The Ministry of Health New Zealand uses big data analytics to accurately determine current and predict future diabetic population to improve diabetes policy planning.
In collaboration with experts from the New Zealand Society for the Study of Diabetes (NZSSD), the ministry created a Virtual Diabetes Register (VDR) that pulls and filters health data from six major databases.
The six data sources were: hospital admissions coded for diabetes, outpatient attendees for diabetes and diabetes retinal screening, prescriptions of specific antidiabetic therapies, laboratory orders for measuring diabetes management and primary health (general practitioner) enrollments.
According to Emmanuel Jo, Principal Technical Specialist at Health Workforce New Zealand, Ministry of Health, the previous way of measuring diabetes using national surveys was inefficient, expensive and had a high error rate.
The new analytical model, using SAS software, significantly improved the accuracy and robustness of the system, combining several data sources to generate greater insights.

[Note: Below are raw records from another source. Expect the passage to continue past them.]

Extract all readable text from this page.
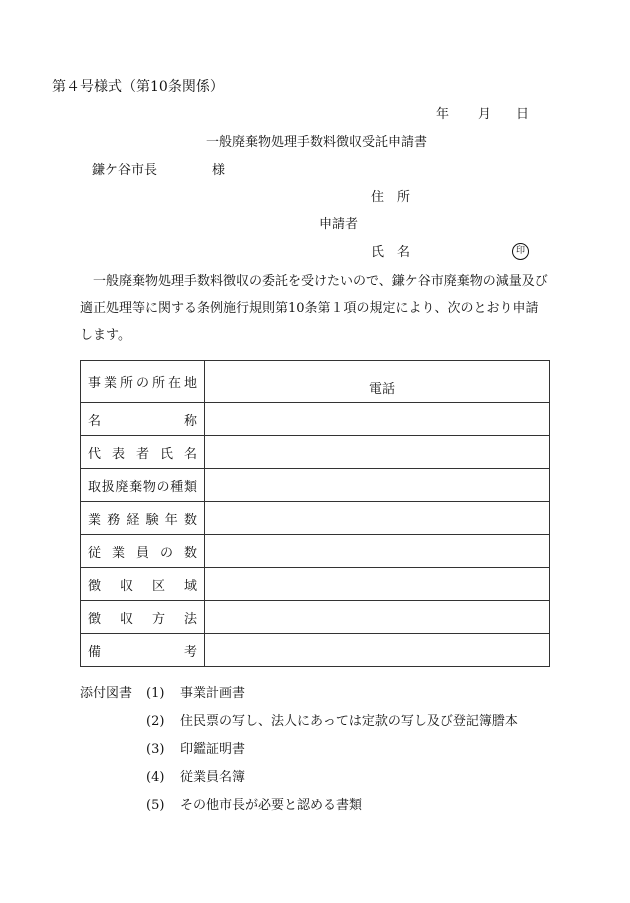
第４号様式（第10条関係）
年 月 日
一般廃棄物処理手数料徴収受託申請書
鎌ケ谷市長	様
住　所
申請者
氏　名	印

一般廃棄物処理手数料徴収の委託を受けたいので、鎌ケ谷市廃棄物の減量及び適正処理等に関する条例施行規則第10条第１項の規定により、次のとおり申請します。

事業所の所在地	電話

名称	
代表者氏名	
取扱廃棄物の種類	
業務経験年数	
従業員の数	
徴収区域	
徴収方法	
備考	
添付図書 (1) 事業計画書
(2) 住民票の写し、法人にあっては定款の写し及び登記簿謄本
(3) 印鑑証明書
(4) 従業員名簿
(5) その他市長が必要と認める書類
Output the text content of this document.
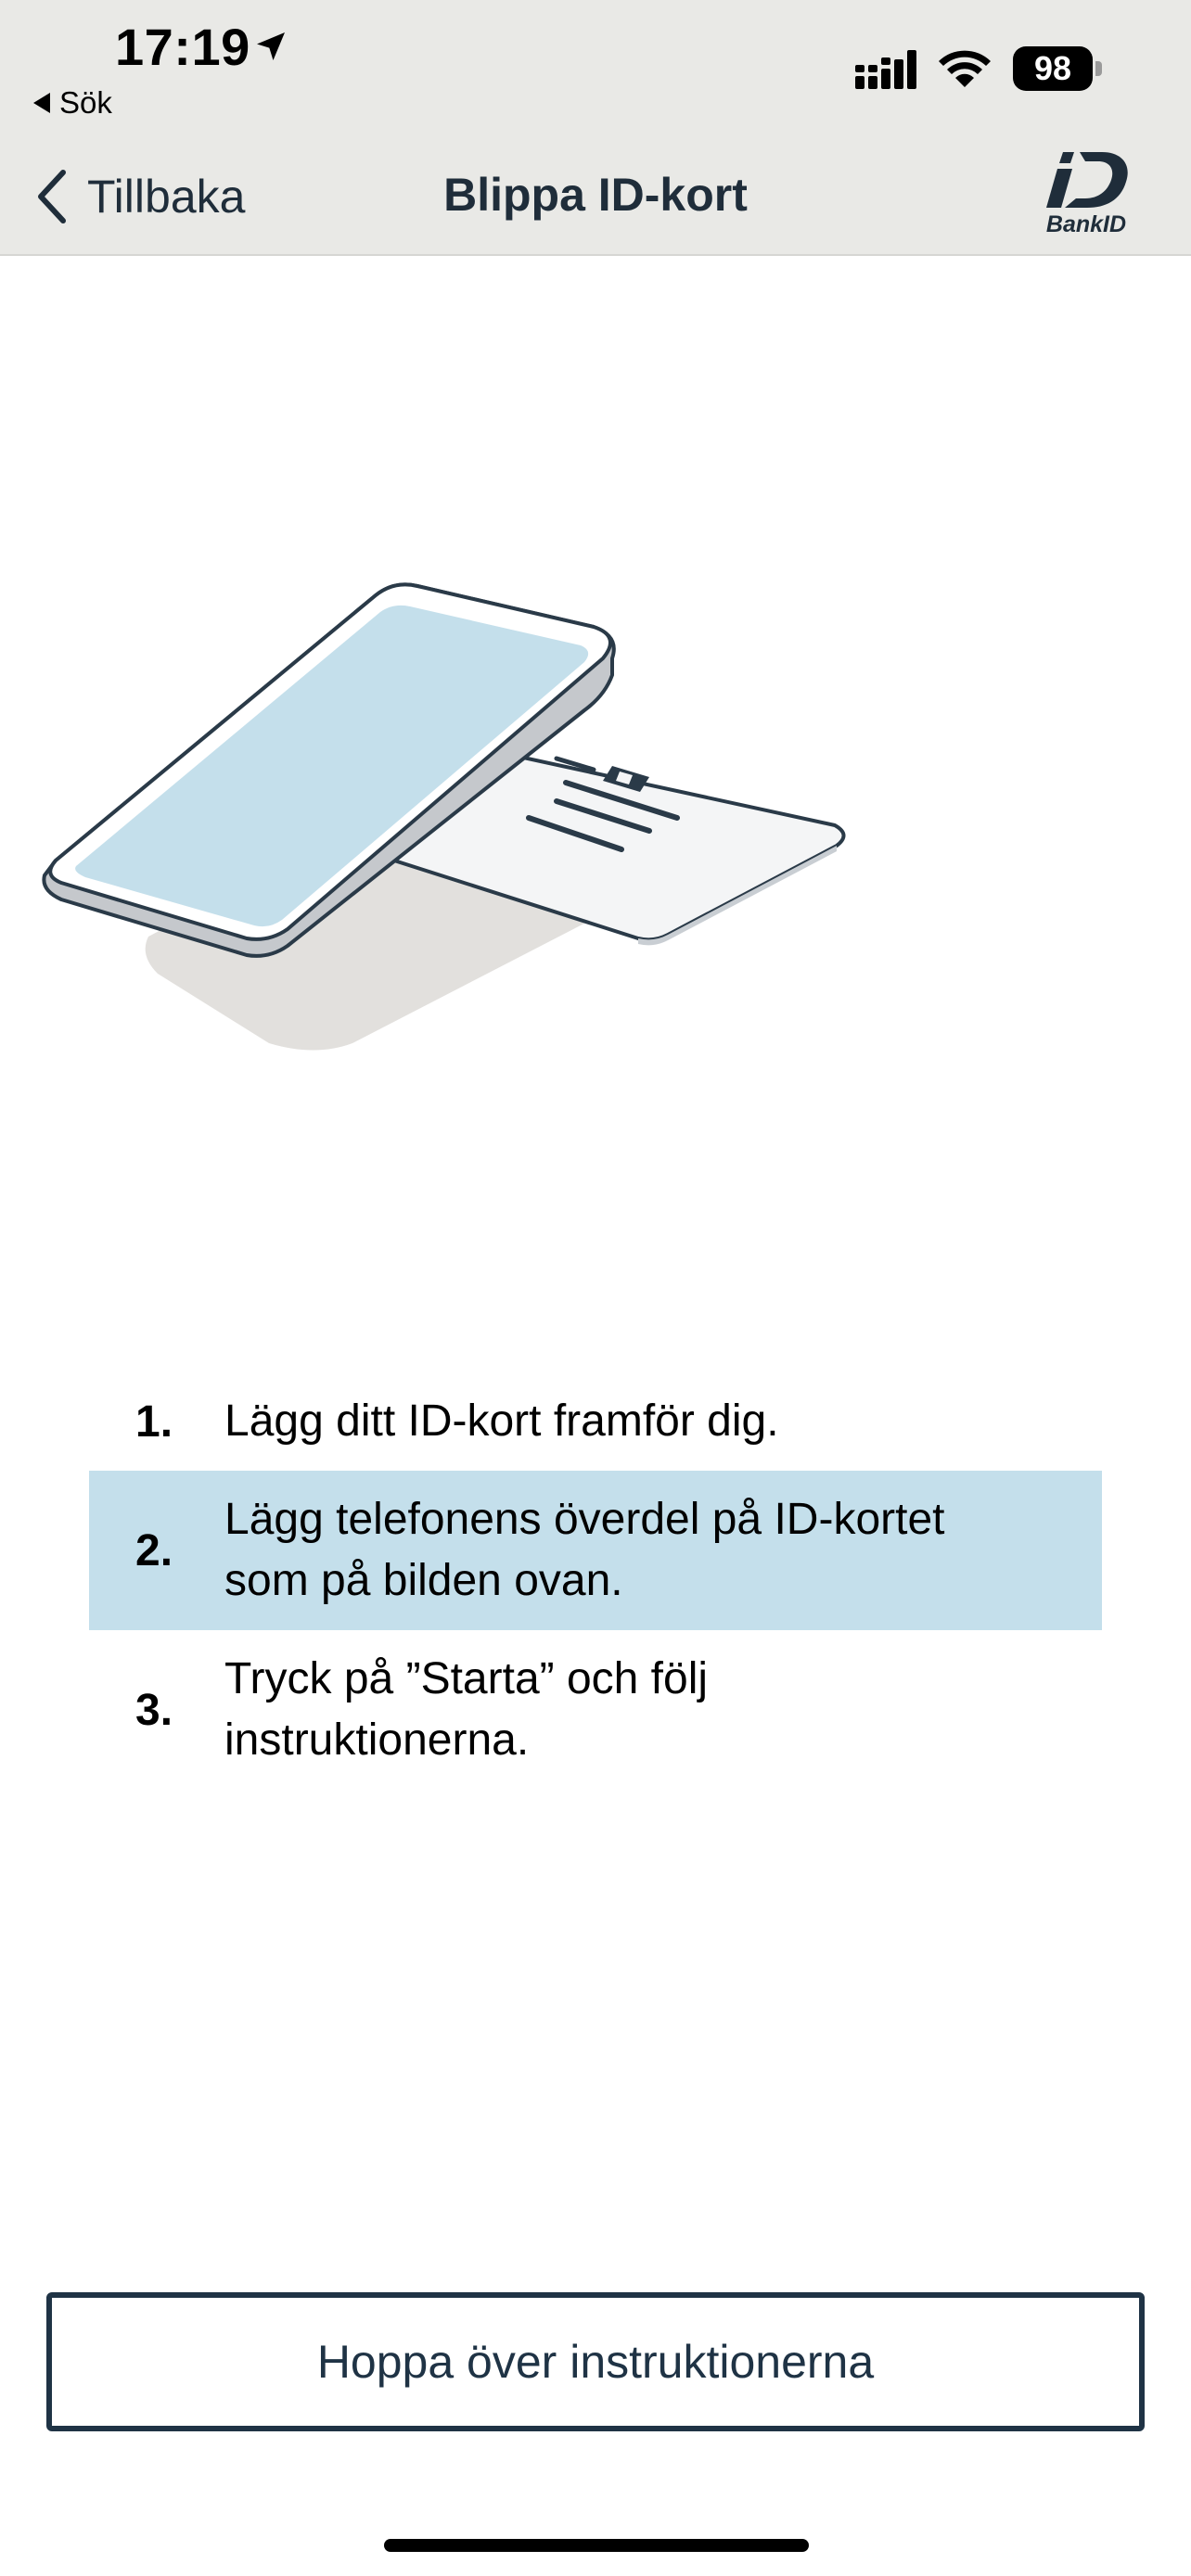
17:19
Sök
98
Tillbaka	Blippa ID-kort
BankID
1.	Lägg ditt ID-kort framför dig.
2.
Lägg telefonens överdel på ID-kortet som på bilden ovan.
3.
Tryck på ”Starta” och följ instruktionerna.
Hoppa över instruktionerna
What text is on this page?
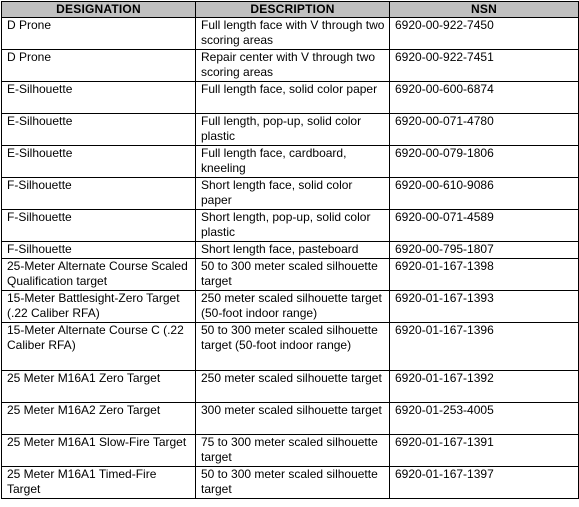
DESIGNATION	DESCRIPTION	NSN
D Prone	Full length face with V through two scoring areas	6920-00-922-7450
D Prone	Repair center with V through two scoring areas	6920-00-922-7451
E-Silhouette	Full length face, solid color paper	6920-00-600-6874
E-Silhouette	Full length, pop-up, solid color plastic	6920-00-071-4780
E-Silhouette	Full length face, cardboard, kneeling	6920-00-079-1806
F-Silhouette	Short length face, solid color paper	6920-00-610-9086
F-Silhouette	Short length, pop-up, solid color plastic	6920-00-071-4589
F-Silhouette	Short length face, pasteboard	6920-00-795-1807
25-Meter Alternate Course Scaled Qualification target	50 to 300 meter scaled silhouette target	6920-01-167-1398
15-Meter Battlesight-Zero Target (.22 Caliber RFA)	250 meter scaled silhouette target (50-foot indoor range)	6920-01-167-1393
15-Meter Alternate Course C (.22 Caliber RFA)	50 to 300 meter scaled silhouette target (50-foot indoor range)	6920-01-167-1396
25 Meter M16A1 Zero Target	250 meter scaled silhouette target	6920-01-167-1392
25 Meter M16A2 Zero Target	300 meter scaled silhouette target	6920-01-253-4005
25 Meter M16A1 Slow-Fire Target	75 to 300 meter scaled silhouette target	6920-01-167-1391
25 Meter M16A1 Timed-Fire Target	50 to 300 meter scaled silhouette target	6920-01-167-1397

Interestingly, analytics showed that Indian and Pacific people have the highest diabetes prevalence rate, said Dr. Paul Drury, Clinical Director of the Diabetes Auckland Centre and Medical Director of NZSSD. Health policies can therefore be focused on this group.
“We have 20 different District Health Boards, and the data can show them how many diabetic people are in their area,” Drury said.
“GPs should know already how many they have, but the VDR is also able to help them predict who may be at risk so they can be prepared. By knowing the populations where diabetes is more prevalent, more resources can be directed at them to provide clinical quality improvements,” he added
Patient privacy is protected by regulating access to data in the VDR.